Alla paura e all’insicurezza come dato obiettivo dobbiamo sommare la percezione soggettiva. Spesso chi dovrebbe risolvere i problemi li individua come un potente veicolo di consenso e perciò li alimenta. Spregiudicate campagne politiche e massmediatiche gonfiano e moltiplicano paura e insicurezza, dispensando insieme – sempre per raccattare consenso – speranze illusorie di rimedi fantastici. Ed ecco  l’obiettivo ultimo: spingere verso soluzioni sostitutive rispetto ai ‘veri’ problemi. La principale soluzione sostitutiva oggi è l’avversità per il diverso, diverso perché migrante, straniero o rom. Una paura sostitutiva che appanna e marginalizza quelle vere. Ed il consenso è salvo, anzi cresce.

Ma attenzione. In questo modo la paura e l’insicurezza non sono più mali da curare: diventano opportunità di investimento. Prima si alimenta la paura per espanderla artificiosamente; poi, invece di governarla, si finisce per restarne governati: con il pericolo evidente di derive oscure.

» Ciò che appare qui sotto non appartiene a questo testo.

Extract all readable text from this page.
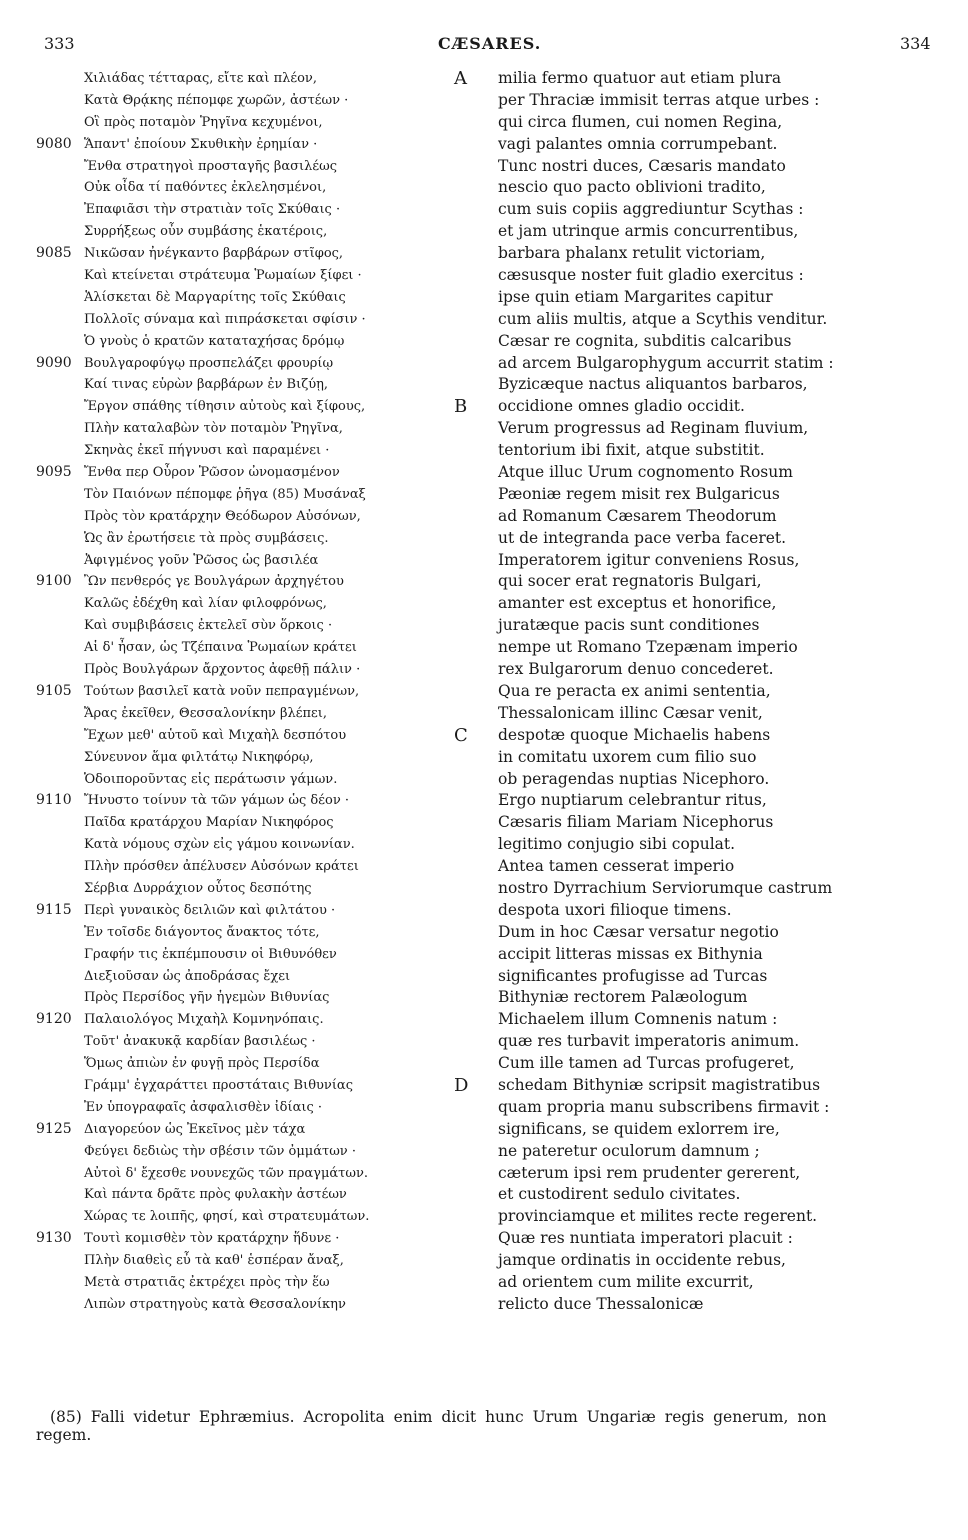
333	CÆSARES.	334
Χιλιάδας τέτταρας, εἴτε καὶ πλέον,
Κατὰ Θρᾴκης πέπομφε χωρῶν, ἀστέων ·
Οἳ πρὸς ποταμὸν Ῥηγῖνα κεχυμένοι,
9080 Ἅπαντ' ἐποίουν Σκυθικὴν ἐρημίαν ·
Ἔνθα στρατηγοὶ προσταγῆς βασιλέως
Οὐκ οἶδα τί παθόντες ἐκλελησμένοι,
Ἐπαφιᾶσι τὴν στρατιὰν τοῖς Σκύθαις ·
Συρρήξεως οὖν συμβάσης ἑκατέροις,
9085 Νικῶσαν ἠνέγκαντο βαρβάρων στῖφος,
Καὶ κτείνεται στράτευμα Ῥωμαίων ξίφει ·
Ἁλίσκεται δὲ Μαργαρίτης τοῖς Σκύθαις
Πολλοῖς σύναμα καὶ πιπράσκεται σφίσιν ·
Ὁ γνοὺς ὁ κρατῶν καταταχήσας δρόμῳ
9090 Βουλγαροφύγῳ προσπελάζει φρουρίῳ
Καί τινας εὑρὼν βαρβάρων ἐν Βιζύῃ,
Ἔργον σπάθης τίθησιν αὐτοὺς καὶ ξίφους,
Πλὴν καταλαβὼν τὸν ποταμὸν Ῥηγῖνα,
Σκηνὰς ἐκεῖ πήγνυσι καὶ παραμένει ·
9095 Ἔνθα περ Οὖρον Ῥῶσον ὠνομασμένον
Τὸν Παιόνων πέπομφε ῥῆγα (85) Μυσάναξ
Πρὸς τὸν κρατάρχην Θεόδωρον Αὐσόνων,
Ὡς ἂν ἐρωτήσειε τὰ πρὸς συμβάσεις.
Ἀφιγμένος γοῦν Ῥῶσος ὡς βασιλέα
9100 Ὢν πενθερός γε Βουλγάρων ἀρχηγέτου
Καλῶς ἐδέχθη καὶ λίαν φιλοφρόνως,
Καὶ συμβιβάσεις ἐκτελεῖ σὺν ὅρκοις ·
Αἱ δ' ἦσαν, ὡς Τζέπαινα Ῥωμαίων κράτει
Πρὸς Βουλγάρων ἄρχοντος ἀφεθῇ πάλιν ·
9105 Τούτων βασιλεῖ κατὰ νοῦν πεπραγμένων,
Ἄρας ἐκεῖθεν, Θεσσαλονίκην βλέπει,
Ἔχων μεθ' αὑτοῦ καὶ Μιχαὴλ δεσπότου
Σύνευνον ἅμα φιλτάτῳ Νικηφόρῳ,
Ὁδοιποροῦντας εἰς περάτωσιν γάμων.
9110 Ἤνυστο τοίνυν τὰ τῶν γάμων ὡς δέον ·
Παῖδα κρατάρχου Μαρίαν Νικηφόρος
Κατὰ νόμους σχὼν εἰς γάμου κοινωνίαν.
Πλὴν πρόσθεν ἀπέλυσεν Αὐσόνων κράτει
Σέρβια Δυρράχιον οὗτος δεσπότης
9115 Περὶ γυναικὸς δειλιῶν καὶ φιλτάτου ·
Ἐν τοῖσδε διάγοντος ἄνακτος τότε,
Γραφήν τις ἐκπέμπουσιν οἱ Βιθυνόθεν
Διεξιοῦσαν ὡς ἀποδράσας ἔχει
Πρὸς Περσίδος γῆν ἡγεμὼν Βιθυνίας
9120 Παλαιολόγος Μιχαὴλ Κομνηνόπαις.
Τοῦτ' ἀνακυκᾷ καρδίαν βασιλέως ·
Ὅμως ἀπιὼν ἐν φυγῇ πρὸς Περσίδα
Γράμμ' ἐγχαράττει προστάταις Βιθυνίας
Ἐν ὑπογραφαῖς ἀσφαλισθὲν ἰδίαις ·
9125 Διαγορεύον ὡς Ἐκεῖνος μὲν τάχα
Φεύγει δεδιὼς τὴν σβέσιν τῶν ὀμμάτων ·
Αὐτοὶ δ' ἔχεσθε νουνεχῶς τῶν πραγμάτων.
Καὶ πάντα δρᾶτε πρὸς φυλακὴν ἀστέων
Χώρας τε λοιπῆς, φησί, καὶ στρατευμάτων.
9130 Τουτὶ κομισθὲν τὸν κρατάρχην ἥδυνε ·
Πλὴν διαθεὶς εὖ τὰ καθ' ἑσπέραν ἄναξ,
Μετὰ στρατιᾶς ἐκτρέχει πρὸς τὴν ἕω
Λιπὼν στρατηγοὺς κατὰ Θεσσαλονίκην
A milia fermo quatuor aut etiam plura
per Thraciæ immisit terras atque urbes :
qui circa flumen, cui nomen Regina,
vagi palantes omnia corrumpebant.
Tunc nostri duces, Cæsaris mandato
nescio quo pacto oblivioni tradito,
cum suis copiis aggrediuntur Scythas :
et jam utrinque armis concurrentibus,
barbara phalanx retulit victoriam,
cæsusque noster fuit gladio exercitus :
ipse quin etiam Margarites capitur
cum aliis multis, atque a Scythis venditur.
Cæsar re cognita, subditis calcaribus
ad arcem Bulgarophygum accurrit statim :
Byzicæque nactus aliquantos barbaros,
B occidione omnes gladio occidit.
Verum progressus ad Reginam fluvium,
tentorium ibi fixit, atque substitit.
Atque illuc Urum cognomento Rosum
Pæoniæ regem misit rex Bulgaricus
ad Romanum Cæsarem Theodorum
ut de integranda pace verba faceret.
Imperatorem igitur conveniens Rosus,
qui socer erat regnatoris Bulgari,
amanter est exceptus et honorifice,
juratæque pacis sunt conditiones
nempe ut Romano Tzepænam imperio
rex Bulgarorum denuo concederet.
Qua re peracta ex animi sententia,
Thessalonicam illinc Cæsar venit,
C despotæ quoque Michaelis habens
in comitatu uxorem cum filio suo
ob peragendas nuptias Nicephoro.
Ergo nuptiarum celebrantur ritus,
Cæsaris filiam Mariam Nicephorus
legitimo conjugio sibi copulat.
Antea tamen cesserat imperio
nostro Dyrrachium Serviorumque castrum
despota uxori filioque timens.
Dum in hoc Cæsar versatur negotio
accipit litteras missas ex Bithynia
significantes profugisse ad Turcas
Bithyniæ rectorem Palæologum
Michaelem illum Comnenis natum :
quæ res turbavit imperatoris animum.
Cum ille tamen ad Turcas profugeret,
D schedam Bithyniæ scripsit magistratibus
quam propria manu subscribens firmavit :
significans, se quidem exlorrem ire,
ne pateretur oculorum damnum ;
cæterum ipsi rem prudenter gererent,
et custodirent sedulo civitates.
provinciamque et milites recte regerent.
Quæ res nuntiata imperatori placuit :
jamque ordinatis in occidente rebus,
ad orientem cum milite excurrit,
relicto duce Thessalonicæ
(85) Falli videtur Ephræmius. Acropolita enim dicit hunc Urum Ungariæ regis generum, non
regem.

La sicurezza (‘rubo’ la formula a Luigi Ciotti) rischia di diventare una specie di killer. Nel senso che la sua strumentalizzazione può pregiudicare decenni di lavoro sulle radici della violenza. Se la paura e l’insicurezza diventano occasioni di investimento, facilmente avremo non riforme vere, ma gesti simbolici e  rassicuranti, sorretti da un’indignazione di facciata. Impariamo a vivere nell’ostilità e nel pregiudizio, muro contro muro, con tracotanza crescente. Ma questa non è più vita, cambia in negativo la qualità stessa della nostra vita. Anche perché si comincia in un certo modo e poi non si sa dove si va a finire. Oggi i migranti, gli stranieri e i rom, domani chissà. La malintesa esigenza di sicurezza può facilmente tracimare in intolleranza, cattiveria, disumanità, eclissi di misericordia.

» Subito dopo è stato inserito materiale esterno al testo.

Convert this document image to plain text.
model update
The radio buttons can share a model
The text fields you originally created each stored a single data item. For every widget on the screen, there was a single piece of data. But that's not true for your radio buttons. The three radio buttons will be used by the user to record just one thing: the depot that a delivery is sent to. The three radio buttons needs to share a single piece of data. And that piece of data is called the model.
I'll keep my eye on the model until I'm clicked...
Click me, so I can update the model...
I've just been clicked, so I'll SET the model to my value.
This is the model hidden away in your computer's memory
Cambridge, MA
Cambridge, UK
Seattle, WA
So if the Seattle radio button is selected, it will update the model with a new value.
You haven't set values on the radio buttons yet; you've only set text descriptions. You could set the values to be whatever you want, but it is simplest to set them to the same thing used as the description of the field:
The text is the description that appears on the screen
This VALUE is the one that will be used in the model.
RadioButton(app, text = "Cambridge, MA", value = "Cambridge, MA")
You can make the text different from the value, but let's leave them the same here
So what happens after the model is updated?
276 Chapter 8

E ancora, se intese come terreno da sfruttare anziché problema da risolvere, paura e insicurezza si autoalimentano. Perché le poche o tante risorse a disposizione saranno convogliate su controlli e sempre più controlli, su forme di repressione, nuovi reati, nuove prigioni etc. Sempre di meno invece saranno le risorse impiegate per scuole, ospedali, alloggi, più lampioni in periferia, trasporti pubblici meno degradati, politiche di inserimento e di accettazione. Col risultato che nel medio-lungo periodo l’insicurezza invece di diminuire rischia di aumentare. Ecco un pericoloso cortocircuito, che si innesca quando non si superano i luoghi comuni, le superficialità, le banalità di massa.

Su queste premesse va proiettato il complesso universo dell’esecuzione penale. Da una parte troviamo l’esigenza della collettività che chiede convivenza pacifica, sicurezza e giustizia. Dall’altra il bisogno di correggere senza schiacciare, senza annullare la dignità e la speranza di chi ha sbagliato, senza restare prigionieri di logiche vendicative, che finiscono per disumanizzare la pena ostacolando ogni prospettiva di recupero e reinserimento.

La psicologia di chi sta fuori si esprime con frasi del tipo: «Buttiamo via la chiave», «Se lo sono voluto». Ma con questa cultura chi ha sbagliato viene spinto verso nuovi errori. E così si innesca una spirale che crea sempre maggiore insicurezza, l’esatto opposto di quel che chiede la collettività.

Una complessità nella complessità è rappresentata dalle diverse tipologie di detenuti: non tutti con gli stessi problemi, pericolosità e capacità di reinserimento sociale. Crescono, negli ultimi anni in misura esponenziale, i problemi di multiculturalità, con molteplicità a volte difficilmente conciliabili di valori di riferimento.

La strada giusta sarebbe rendere le sanzioni alternative al carcere capaci di rispondere al bisogno di sicurezza, così da ricorrere alla pena detentiva davvero come extrema ratio. Ma per gli extracomunitari irregolari c’è l’ostacolo ontologico – che il ‘decreto sicurezza’ voluto dal vicepremier Salvini finirà inesorabilmente per aggravare – della mancanza di alcuni requisiti fondamentali (casa e lavoro), ciò che perpetua  – appesantendolo – lo  scandalo che il carcere è tendenzialmente una ‘discarica’ per i poveracci, mentre i ‘colletti bianchi’ (in specie evasori fiscali e corrotti) ne sono di fatto esentati.

Un’altra risposta consiste nella ricerca di una maggiore individualizzazione del trattamento penitenziario, insieme alla differenziazione degli istituti e negli istituti. Ciò per utilizzare al meglio le risorse di cui si dispone, per lo più insufficienti.

Per altro, tutto si complica ulteriormente a causa del sovraffollamento (con la conseguente riduzione, ai limiti della scomparsa, financo degli spazi materiali occorrenti per le attività di trattamento e recupero). Un problema sempre incombente, nonostante vari interventi imposti di fatto dall’Europa per tamponare le emergenze. Un problema che di recente va riproponendosi in maniera massiccia ed insostenibile anche in Piemonte, come dimostrano i dati rilevati dal Garante regionale dei detenuti Bruno Mellano sulla situazione dei 13 istituti piemontesi. Un autentico dramma, che non si può sperare di risolvere facendo affidamento soltanto sulla crescita professionale che (sia pure con luci ed ombre) caratterizza ormai da tempo il personale penitenziario.